Futures in New York rose 0.4% after President Donald Trump said the deal with Beijing was “fully intact” following remarks from a trade adviser that were interpreted as an end to the agreement. After earlier dropping 2.4%, crude is now back above $40 a barrel, bolstered in recent days by a lifting of lockdown restrictions in some U.S. states, while physical crude prices have also climbed.
Oil has rebounded since plunging below zero in April and is now trading at levels last seen before Russia and Saudi Arabia engaged in a damaging, though short-lived, price war. The kingdom’s Energy Minister Prince Abdulaziz bin Salman said last week that OPEC+ is on course to rebalance the market, and some of the world’s largest traders are seeing a rapid recovery in demand.

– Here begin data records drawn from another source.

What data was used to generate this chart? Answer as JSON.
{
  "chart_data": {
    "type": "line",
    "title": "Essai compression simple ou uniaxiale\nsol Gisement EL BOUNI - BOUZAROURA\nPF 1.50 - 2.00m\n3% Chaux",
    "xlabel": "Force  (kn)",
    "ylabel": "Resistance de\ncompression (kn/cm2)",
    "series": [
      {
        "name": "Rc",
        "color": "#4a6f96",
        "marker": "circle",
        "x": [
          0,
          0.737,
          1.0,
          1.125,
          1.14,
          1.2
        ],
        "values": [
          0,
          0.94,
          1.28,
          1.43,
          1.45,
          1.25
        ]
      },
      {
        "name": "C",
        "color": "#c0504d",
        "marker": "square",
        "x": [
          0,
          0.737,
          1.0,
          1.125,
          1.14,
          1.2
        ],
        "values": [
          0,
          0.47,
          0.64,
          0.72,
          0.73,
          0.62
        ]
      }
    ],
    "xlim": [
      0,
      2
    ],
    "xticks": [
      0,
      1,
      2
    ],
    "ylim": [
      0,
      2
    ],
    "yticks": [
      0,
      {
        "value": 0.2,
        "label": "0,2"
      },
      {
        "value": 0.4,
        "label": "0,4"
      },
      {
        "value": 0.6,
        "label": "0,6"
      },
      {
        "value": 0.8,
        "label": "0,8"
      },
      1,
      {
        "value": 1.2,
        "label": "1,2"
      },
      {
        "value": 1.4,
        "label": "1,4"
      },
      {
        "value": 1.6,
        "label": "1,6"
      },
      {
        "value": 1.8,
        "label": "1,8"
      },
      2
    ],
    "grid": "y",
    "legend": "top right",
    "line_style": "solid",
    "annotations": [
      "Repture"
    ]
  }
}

“Looking at the strength of the physical market and recovering global oil demand, we think that the crude-oil price is still on its way higher,” said Bjarne Schieldrop, chief commodities analyst at SEB AB.
The coronavirus pandemic has been a constant source of tension between Washington and Beijing since they agreed on their phase-one trade deal. In the latest developments, the U.S. imposed constraints on four more Chinese media companies, while the Asian nation blocked poultry imports from a Tyson Foods Inc. plant where hundreds of people tested positive for the virus. Nevertheless, Delta Air Lines said it’s resuming flights to China.
The weekly round of U.S. inventory data begins with industry figures on Tuesday. A Bloomberg survey is predicting that stockpiles rose by 2 million barrels last week, a sign that the recovery is likely to be uneven. If confirmed by government data Wednesday, it would be a third weekly gain.